Woody Allen tra le attrici Emma Stone e Parker Posey (foto LaPresse)

L'Amy Winehouse per soli fan e un Woody Allen che di risate non ne strappa nemmeno una

Mariarosa Mancuso
I giudizi della nostra inviata a Cannes sui tre film di oggi: Irritational man di Woody Allen (fuori concorso), Amy di Asif Kapadia (fuori concorso), The sea of the trees di Gus van Sant (concorso).
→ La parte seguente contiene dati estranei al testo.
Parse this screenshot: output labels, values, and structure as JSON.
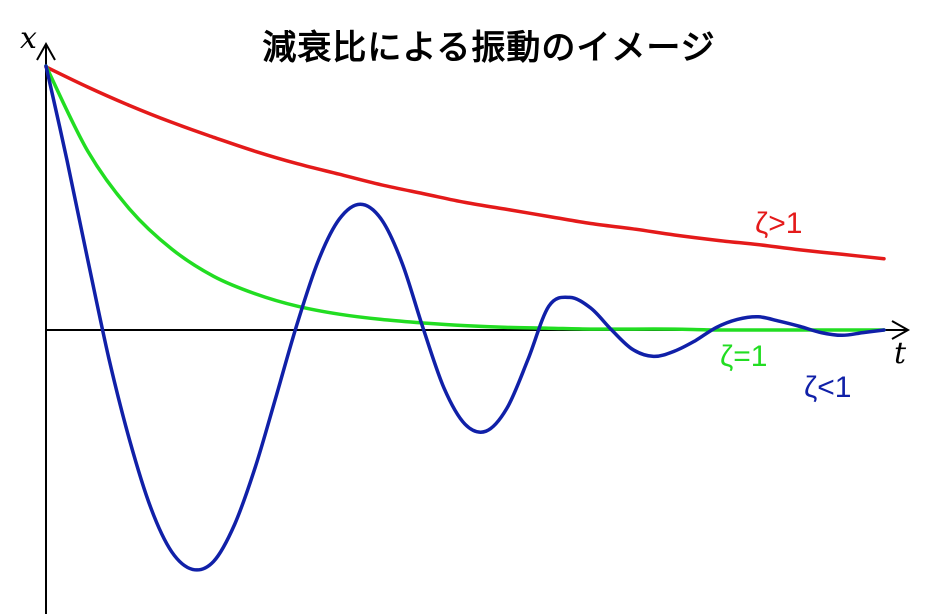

Cannes. IRRATIONAL MAN di Woody Allen, con Joaquin Phoenix (fuori concorso)

 

I film di Woody Allen si presentano (almeno) due volte, la prima come fragrante soufflé caldo di forno, la seconda come minestra riscaldata. Qui siamo a tre, essendo i precedenti “Crimini e misfatti” (anno 1989) e “Match Point” (anno 2005). Ormani sulla ricomparsa di “Delitto e castigo”, appoggiato su un tavolinetto, bisognerebbe mettere una moratoria. Il professore di filosofia Joaquin Phoenix incanta le studentesse e le mogli dei colleghi con il suo male di vivere, anche questo un po’ di risulta. I guai cominciano quando decide di passare all’azione per rendere il mondo un posto migliore (il volontariato per i bambini poveri, con l’egoismo di chi usa le sofferenze altrui per alleviare la propria, non aveva fornito il conforto sperato). Meglio del Viagra, anche a raggio più ampio: “Mamma, mamma, finalmente la vita ha un senso!”. Il mestiere è tanto, gli attori sono bravi, ma non scappa una risata vera che sia una.

 

AMY di Asif Kapadia (fuori concorso)

 

Le prime canzoni Amy Winehouse le scrive sul quaderno a righe, con i cuoricini al posto dei puntini sulle i. Poi i cuoricini spariscono, la ragazzotta inglese comincia ad avere successo, si fa il trucco da pantera e certe cotonature che la alzano di trenta centimetri. Sapendo come è finita – il 23 luglio 2011 – aspettiamo che entrino in scena il marito, le droghe, i genitori. Se non altro per capire come mai la famiglia - che aveva arruolato Asif Kapadia per girare il documentario, fornendo le foto e i filmini casalinghi - adesso minaccia di denunciare il regista. Dopo Cannes, un po’ di pubblicità è comunque gradita. Tra una canzone e l’altra – secondo Kapadia il diario preciso delle delusioni amorose – parlano amici e conoscenti, ed è una gara a dire “come è potuto succedere?”. Mezz’ora di meno e un montaggio migliore avrebbero reso il documentario più adatto a un Festival e non al Fan Club.

 

THE SEA OF TREES di Gus van Sant, con Matthew McConaughey (concorso)

 

Viaggio di sola andata dal Massachusetts al Giappone. Ormai Matthew McConaughey è talmente entrato in modalità “di che crepo stavolta?” che quando sull’aereo rifiuta il pranzo pensiamo già al peggio. Meta della gita: Aokigahara, detta anche la foresta dei suicidi (avverte il cartello sulla staccionata: “ripensateci, siete ancora in tempo”). Sta per ingoiare le pillole portate da casa - e intanto noi a chiederci cosa succederà dopo, magari è un film di zombie che arriva Ken Watanabe. In apparenza, un suicida che ci ha ripensato, si è perso, gira malconcio cercando di uscire dal mare d’alberi. Matthew mette via le pillole e lo aiuta, parte un altro film che sembra “Into the Wild”. Poi i flashback – matrimonio infelice con Naomi Watts, grave malattia superata, tremenda sfiga nel ritorno dall’ospedale a casa, dovete sapere tutto per misurare il disastro – virano verso “Le parole che non ti ho detto”, o altro romanzetto che aiuti a superare il lutto chiacchierando con i cari estinti.